No artigo Desastres relacionados à água no Brasil: perspectivas e recomendações os autores Luciana de Resende Londe, Marcos Pellegrini Coutinho, Leandro Torres Di Gregório, Leonardo Bacelar Lima Santos e Erico Soriano discutem os principais desafios para se minimizar os riscos de desastres ambientais associados aos recursos hídricos no Brasil.

No artigo Proposta de um programa de treinamento de desastres naturais considerando o perfil das vítimas os autores Irineu de Brito Junior, Carlos Henrique Viegas de Rosis, Priscilla Vieira Carneiro, Adriana Leiras e Hugo Tsugunobu Yoshida Yoshizaki analisaram desastres ambientais já ocorridos e o perfil de suas vítimas, visando propor programas de treinamento com o objetivo de contribuir com políticas de prevenção e mitigação de riscos. voltados a preparação para desastres.

No artigo Políticas públicas regionais para a gestão de riscos: o processo de implementação no Grande ABC, São Paulo os autores Fernando Rocha Nogueira, Vanessa Elias de Oliveira e Kátia Canil estudaram o impacto dos desastres ocasionados por chuvas intensas em Santa Catarina (2008) e Rio de Janeiro (2010 e 2011), sobre o enfoque dos avanços legais e institucionais na gestão de riscos de desastres.

A autora Viviane Kraieski de Assunção realizou uma pesquisa etnográfica sobre a reconfiguração socioespacial do município de Tubarão após a enchente de 1974, no artigo Enchente de 1974 como drama social: relações entre percepção de risco, conflito e gentrificação, discutindo as mudanças da representação da localidade, além do estabelecimento de relações de conflito entre moradores de classes sociais distintas e de um processo de gentrificação local.

Ao discutir a prevenção de desastres com base nas experiências de adolescentes que vivem em áreas de risco na região Norte da capital paulista, os autores Roberth M. Tavanti e Mary Jane Spink abordam as atuais políticas, diretrizes e conceitos que orientam as ações da Defesa Civil no Brasil, em especial, aquelas orientadas para a prevenção de desastres, no artigo Ações locais e prevenção: um estudo com adolescentes que vivem em áreas de risco socioambiental.

Luísa Schmidt, Ana Horta e Sérgio Pereira retomam o debate em torno dos problemas de segurança em acidentes nucleares no artigo O desastre nuclear de Fukushima e os seus Impactos no enquadramento mediático das tecnologias de fissão e fusão nuclear comparam a cobertura mediática das tecnologias de fusão e fissão nuclear em três países, Alemanha, Espanha e Portugal, entre 2008 e 2012, revelando que o desastre de Fukushima não teve um impacto significativo no enquadramento midiático da fusão nuclear na maior parte dos jornais analisados.

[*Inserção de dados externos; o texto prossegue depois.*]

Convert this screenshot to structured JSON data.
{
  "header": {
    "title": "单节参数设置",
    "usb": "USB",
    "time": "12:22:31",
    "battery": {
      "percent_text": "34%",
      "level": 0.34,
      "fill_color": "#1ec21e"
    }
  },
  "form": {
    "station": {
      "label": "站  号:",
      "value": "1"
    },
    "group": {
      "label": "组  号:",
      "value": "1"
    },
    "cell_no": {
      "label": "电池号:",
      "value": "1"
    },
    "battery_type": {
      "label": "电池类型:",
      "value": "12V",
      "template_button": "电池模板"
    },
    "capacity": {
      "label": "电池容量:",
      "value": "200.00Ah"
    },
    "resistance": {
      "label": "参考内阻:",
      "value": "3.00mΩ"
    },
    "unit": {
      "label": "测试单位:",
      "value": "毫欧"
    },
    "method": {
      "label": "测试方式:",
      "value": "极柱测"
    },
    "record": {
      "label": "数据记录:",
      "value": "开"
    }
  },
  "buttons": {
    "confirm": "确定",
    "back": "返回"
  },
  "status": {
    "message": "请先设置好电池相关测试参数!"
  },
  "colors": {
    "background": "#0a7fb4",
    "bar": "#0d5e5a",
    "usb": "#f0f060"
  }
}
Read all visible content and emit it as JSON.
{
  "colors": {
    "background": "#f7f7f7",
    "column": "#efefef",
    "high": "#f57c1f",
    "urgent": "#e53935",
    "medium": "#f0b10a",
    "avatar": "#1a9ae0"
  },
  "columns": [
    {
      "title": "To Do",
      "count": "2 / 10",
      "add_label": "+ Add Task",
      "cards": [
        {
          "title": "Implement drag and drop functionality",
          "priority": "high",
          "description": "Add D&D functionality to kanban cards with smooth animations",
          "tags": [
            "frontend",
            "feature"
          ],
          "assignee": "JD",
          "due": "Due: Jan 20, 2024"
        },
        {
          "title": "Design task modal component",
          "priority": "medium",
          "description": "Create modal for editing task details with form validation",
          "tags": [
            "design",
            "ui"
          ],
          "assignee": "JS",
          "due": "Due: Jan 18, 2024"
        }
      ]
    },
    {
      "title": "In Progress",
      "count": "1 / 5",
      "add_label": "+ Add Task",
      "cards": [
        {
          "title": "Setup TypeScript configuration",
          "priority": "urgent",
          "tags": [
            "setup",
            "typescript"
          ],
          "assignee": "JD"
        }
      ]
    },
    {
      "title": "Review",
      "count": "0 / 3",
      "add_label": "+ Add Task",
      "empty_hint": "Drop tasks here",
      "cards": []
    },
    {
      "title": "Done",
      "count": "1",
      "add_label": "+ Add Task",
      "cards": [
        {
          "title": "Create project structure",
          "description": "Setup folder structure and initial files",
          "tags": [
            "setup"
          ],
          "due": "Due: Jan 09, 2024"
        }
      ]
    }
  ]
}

No artigo Riscos geotécnicos e vulnerabilidade social em zonas costeiras: desigualdades e mudanças climáticas, os autores Allan Yu Iwama, Mateus Batistella e Lúcia da Costa Ferreira analisam os riscos ambientais em parte do Litoral Norte de São Paulo, em especial no contexto de eventos climáticos extremos. Para os autores há uma perspectiva de redução de riscos e desastres, com a implementação de políticas públicas voltadas à gestão territorial.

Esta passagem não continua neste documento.